U.S. Ambassador Woody Johnson has said scare stories alleging a bilateral trade deal would endanger Britain’s food standards were likely “designed” by the EU to “reduce trade” post-Brexit.
The Ambassador made the comments in defence of a piece he wrote for The Telegraph on the weekend when he condemned the “EU’s ‘Museum of Agriculture’ approach” and said that the UK should ignore the “smear campaign from people with their own protectionist agenda.”
Speaking to BBC Radio 4’s John Humphrys on the Today programme, Ambassador Johnson denied that a bilateral trade deal between the UK and U.S. would result in a “lower standard” of food, and hit back at claims by former farming minister George Eustice that American food standards are “backward” and that “legislation on animal welfare is woefully deficient” — suggesting that American farmers do not care about their own animals.
“A lot of these statements have been used to create trade barriers more than anything else,” Ambassador Johnson said on Wednesday.
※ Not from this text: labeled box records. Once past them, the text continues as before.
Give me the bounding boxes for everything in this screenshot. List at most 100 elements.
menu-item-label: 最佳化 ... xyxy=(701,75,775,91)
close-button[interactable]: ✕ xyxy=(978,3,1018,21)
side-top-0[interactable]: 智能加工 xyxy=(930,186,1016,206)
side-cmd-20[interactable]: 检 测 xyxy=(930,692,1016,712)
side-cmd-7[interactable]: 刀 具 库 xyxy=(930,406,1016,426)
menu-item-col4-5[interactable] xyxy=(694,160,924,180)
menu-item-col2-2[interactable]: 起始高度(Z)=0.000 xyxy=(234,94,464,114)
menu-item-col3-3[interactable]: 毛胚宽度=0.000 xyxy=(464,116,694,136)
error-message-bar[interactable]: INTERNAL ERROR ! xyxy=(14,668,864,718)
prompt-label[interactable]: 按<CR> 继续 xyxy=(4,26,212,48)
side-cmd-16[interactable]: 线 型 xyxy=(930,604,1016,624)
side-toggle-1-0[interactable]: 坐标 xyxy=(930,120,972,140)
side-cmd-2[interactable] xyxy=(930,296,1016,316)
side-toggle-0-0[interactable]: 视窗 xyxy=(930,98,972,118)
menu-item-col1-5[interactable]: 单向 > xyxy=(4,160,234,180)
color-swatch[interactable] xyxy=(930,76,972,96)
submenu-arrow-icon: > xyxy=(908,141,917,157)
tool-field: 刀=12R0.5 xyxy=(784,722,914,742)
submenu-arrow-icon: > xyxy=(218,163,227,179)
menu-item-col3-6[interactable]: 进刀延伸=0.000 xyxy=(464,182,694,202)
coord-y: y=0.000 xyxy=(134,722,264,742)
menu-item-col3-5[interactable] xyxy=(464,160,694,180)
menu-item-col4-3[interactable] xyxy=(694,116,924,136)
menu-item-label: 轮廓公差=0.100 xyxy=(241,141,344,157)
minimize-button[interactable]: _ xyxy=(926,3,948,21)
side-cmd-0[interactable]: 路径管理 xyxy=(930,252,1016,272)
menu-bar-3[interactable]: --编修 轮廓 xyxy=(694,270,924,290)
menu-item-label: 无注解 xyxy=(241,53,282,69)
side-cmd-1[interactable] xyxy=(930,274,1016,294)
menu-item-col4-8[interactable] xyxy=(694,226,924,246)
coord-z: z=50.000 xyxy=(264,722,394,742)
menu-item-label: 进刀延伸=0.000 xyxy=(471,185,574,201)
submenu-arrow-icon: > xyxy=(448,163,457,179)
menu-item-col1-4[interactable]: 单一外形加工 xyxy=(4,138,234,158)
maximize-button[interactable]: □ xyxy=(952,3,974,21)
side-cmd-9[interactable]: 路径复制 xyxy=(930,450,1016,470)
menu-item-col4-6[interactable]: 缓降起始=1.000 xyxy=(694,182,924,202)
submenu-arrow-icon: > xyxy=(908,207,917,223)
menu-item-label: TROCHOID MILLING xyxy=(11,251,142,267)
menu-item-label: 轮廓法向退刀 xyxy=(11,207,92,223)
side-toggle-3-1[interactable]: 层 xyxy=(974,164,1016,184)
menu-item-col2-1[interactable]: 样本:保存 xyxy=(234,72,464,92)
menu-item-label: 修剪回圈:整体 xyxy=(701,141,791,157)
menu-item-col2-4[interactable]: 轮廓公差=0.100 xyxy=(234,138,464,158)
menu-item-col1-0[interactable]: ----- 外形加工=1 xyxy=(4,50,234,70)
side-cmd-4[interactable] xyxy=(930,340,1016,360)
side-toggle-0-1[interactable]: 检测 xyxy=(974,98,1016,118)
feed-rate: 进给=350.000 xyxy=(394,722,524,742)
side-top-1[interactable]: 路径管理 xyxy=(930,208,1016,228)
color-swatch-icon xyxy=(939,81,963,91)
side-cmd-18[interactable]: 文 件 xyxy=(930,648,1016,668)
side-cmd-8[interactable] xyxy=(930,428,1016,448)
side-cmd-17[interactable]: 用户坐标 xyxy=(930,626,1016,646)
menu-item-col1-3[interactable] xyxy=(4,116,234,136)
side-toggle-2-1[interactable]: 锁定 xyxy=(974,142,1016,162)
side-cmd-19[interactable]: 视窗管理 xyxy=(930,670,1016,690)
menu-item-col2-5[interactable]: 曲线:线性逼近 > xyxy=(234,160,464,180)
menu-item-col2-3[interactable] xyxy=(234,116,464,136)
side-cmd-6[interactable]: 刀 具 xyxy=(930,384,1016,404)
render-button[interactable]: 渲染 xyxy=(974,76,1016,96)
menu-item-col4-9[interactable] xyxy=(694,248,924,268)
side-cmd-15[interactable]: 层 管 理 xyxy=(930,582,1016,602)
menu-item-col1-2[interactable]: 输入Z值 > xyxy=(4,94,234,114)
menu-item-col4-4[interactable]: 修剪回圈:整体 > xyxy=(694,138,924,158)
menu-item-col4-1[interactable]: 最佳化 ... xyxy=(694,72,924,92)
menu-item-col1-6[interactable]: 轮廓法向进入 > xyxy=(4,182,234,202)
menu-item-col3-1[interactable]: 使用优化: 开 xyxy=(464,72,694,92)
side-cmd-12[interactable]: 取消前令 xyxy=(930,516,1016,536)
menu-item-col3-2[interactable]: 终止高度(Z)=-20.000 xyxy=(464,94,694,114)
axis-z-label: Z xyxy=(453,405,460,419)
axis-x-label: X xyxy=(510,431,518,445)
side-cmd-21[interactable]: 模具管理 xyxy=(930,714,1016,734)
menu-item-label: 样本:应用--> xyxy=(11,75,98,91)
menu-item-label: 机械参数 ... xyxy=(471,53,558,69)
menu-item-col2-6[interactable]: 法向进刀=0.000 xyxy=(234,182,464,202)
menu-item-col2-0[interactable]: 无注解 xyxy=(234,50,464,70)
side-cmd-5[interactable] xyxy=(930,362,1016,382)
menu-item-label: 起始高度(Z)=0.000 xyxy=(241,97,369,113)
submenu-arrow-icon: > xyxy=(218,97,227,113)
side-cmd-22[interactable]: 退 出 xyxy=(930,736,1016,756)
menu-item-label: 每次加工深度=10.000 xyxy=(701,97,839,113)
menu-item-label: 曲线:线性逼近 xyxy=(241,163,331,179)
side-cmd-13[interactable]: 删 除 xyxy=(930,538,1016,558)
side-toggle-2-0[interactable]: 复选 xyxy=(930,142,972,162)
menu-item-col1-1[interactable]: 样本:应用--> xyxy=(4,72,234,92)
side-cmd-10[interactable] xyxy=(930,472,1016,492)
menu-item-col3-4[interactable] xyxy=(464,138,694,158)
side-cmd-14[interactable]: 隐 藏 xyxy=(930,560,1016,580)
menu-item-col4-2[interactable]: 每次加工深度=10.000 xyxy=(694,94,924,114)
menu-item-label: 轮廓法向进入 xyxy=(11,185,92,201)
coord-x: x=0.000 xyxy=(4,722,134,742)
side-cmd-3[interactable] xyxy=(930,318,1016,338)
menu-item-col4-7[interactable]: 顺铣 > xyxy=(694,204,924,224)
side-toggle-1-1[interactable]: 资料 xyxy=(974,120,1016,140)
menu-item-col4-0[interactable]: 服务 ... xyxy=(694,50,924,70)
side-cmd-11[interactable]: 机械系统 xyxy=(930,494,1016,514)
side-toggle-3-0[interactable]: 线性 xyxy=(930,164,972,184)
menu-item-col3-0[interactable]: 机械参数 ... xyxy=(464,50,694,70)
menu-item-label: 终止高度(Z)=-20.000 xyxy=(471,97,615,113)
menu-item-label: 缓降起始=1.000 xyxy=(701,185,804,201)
He went on to defend American farmers, whom he likened to the British farming community, by saying, “Our farms are owned primarily by individual families, over 90 per cent, just like they are here,” and added that his own mother, who was an organic farmer, “would be horrified by these accusations” against U.S. agriculture.
“American farmers care about their land, just as much as they do here, and their animals,” the diplomat said, and in response to what appeared to be surprise at the assertion by Humphrys, reaffirmed his comment by saying, “Yes.”
“I would submit that a lot of these statements are designed, perhaps by the EU, to create barriers, really, to U.S. farm products. That’s what I was trying to get at in that article,” he said, adding that the “campaign against U.S. farm products has been very very successful, talking about chlorine and all this other stuff. But it’s really designed to reduce trade and not increase trade.”
In efforts to remind the establishment media outlet’s listeners of the ‘dangers’ of American food, Humphrys asked whether, if offered a choice, the ambassador would choose a “chlorine-washed chicken or hormone injected beef” over “a nice plate of organic chicken or a bit of beef that hasn’t had its bottom stuffed with hormones?” The American observed that “that’s exactly the ‘marketing campaign’ that’s been going on so far.”
Saying that he would choose a piece of meat that had been “cleaned sufficiently,” he pointed out that the United States has “a very active legal system” that would approach the issue of food safety rather vigorously if the country’s market of 250 million consumers were dissatisfied with the quality of their meat.
Ambassador Johnson, who, like U.S. President Donald J Trump, is an Anglophile, added that a good trade deal would “lift all boats” and would open the American market to Britain’s foods.
“You could gain a lot,” the diplomat said. “We love British products — lamb and cheddar and all the things you produce, but we really aren’t exposed to it,” adding that at President Trump’s next visit to the UK, he will likely be eating Welsh lamb.
Asked whether, with current uncertainty over when and how the UK will leave the EU, the Anglo-American relationship would be affected, the diplomat said that while Brexit was a “watershed moment,” the U.S. and “our special relationship will continue and prosper no matter what.”
“In any situation, I know that our two countries have to be together in this free world. There’s a lot of danger out there so our relationship is more important now than ever, whatever happens with Brexit,” he added.